TOKYO (March 31): Benchmark Tokyo rubber futures fell on Thursday, dragged down by a drop in oil prices and weaker Tokyo stock market, while investors waited for a survey on China’s manufacturing activity and US job data, due on Friday.
The Tokyo Commodity Exchange (TOCOM) rubber contract for September delivery <0#2JRU:> finished 1.0 yen lower at 176.5 yen (US$1.57) per kg.
Oil futures fell in Asian trade on Thursday, with US crude hitting its lowest level in more than two weeks as the country’s crude stocks reached yet another record high, renewing concerns about global oversupply.
Japan’s Nikkei fell in choppy trade on Thursday to a near two-week low as a stronger yen trimmed the profit outlook for exporters, while investors stayed on the sidelines on the final day of Japan’s financial year looking for more catalysts ahead.

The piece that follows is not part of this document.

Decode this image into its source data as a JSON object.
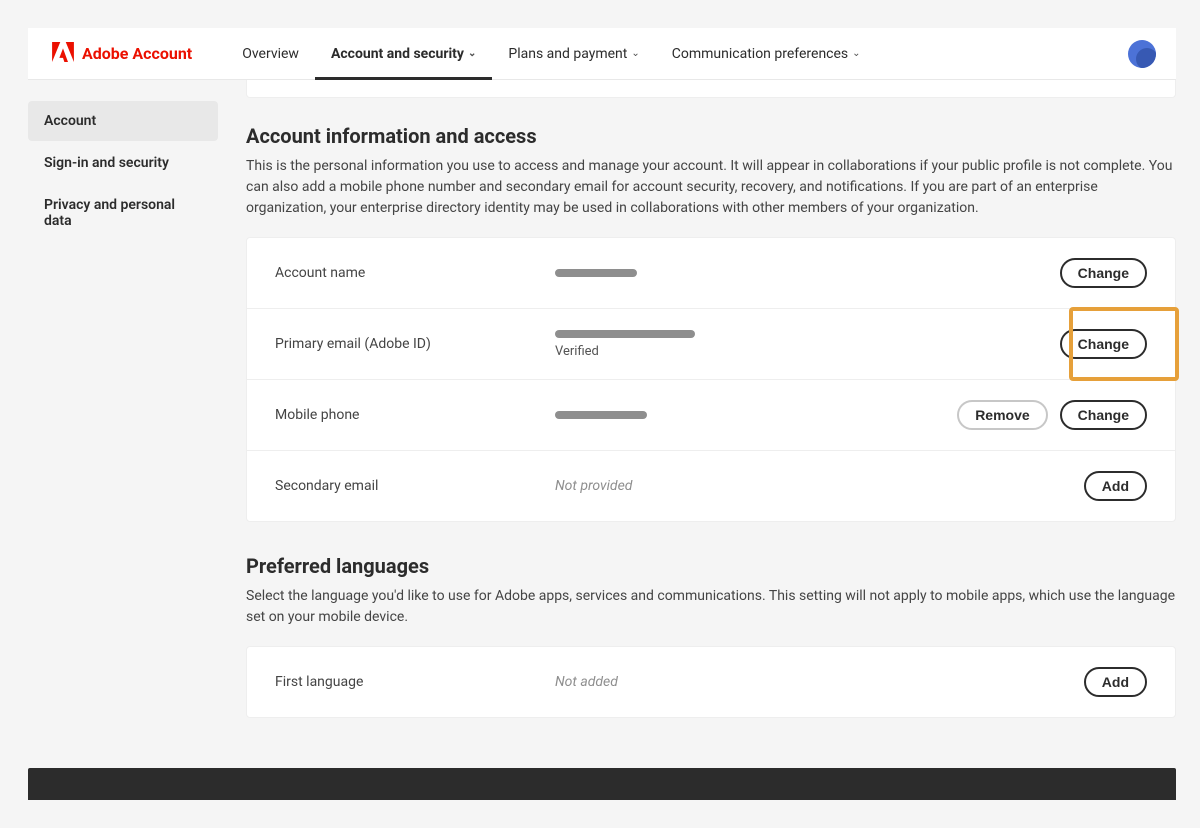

“Selling pressure tend to increase as the benchmark goes closer to 180 yen, but the market’s downside is also limited,” said Toshitaka Tazawa, an analyst at Fujitomi Co.
“If China data on Friday comes weak and adds to pressure to Shanghai futures, TOCOM may also lose further ground,” he added.
The most-active rubber contract on the Shanghai futures exchange for September delivery rose 10 yuan to finish at 11,370 yuan (US$1,759.03) per tonne.
The front-month rubber contract on Singapore’s SICOM exchange for April delivery last traded at 130.5 US cents per kg, up 0.4 US cent.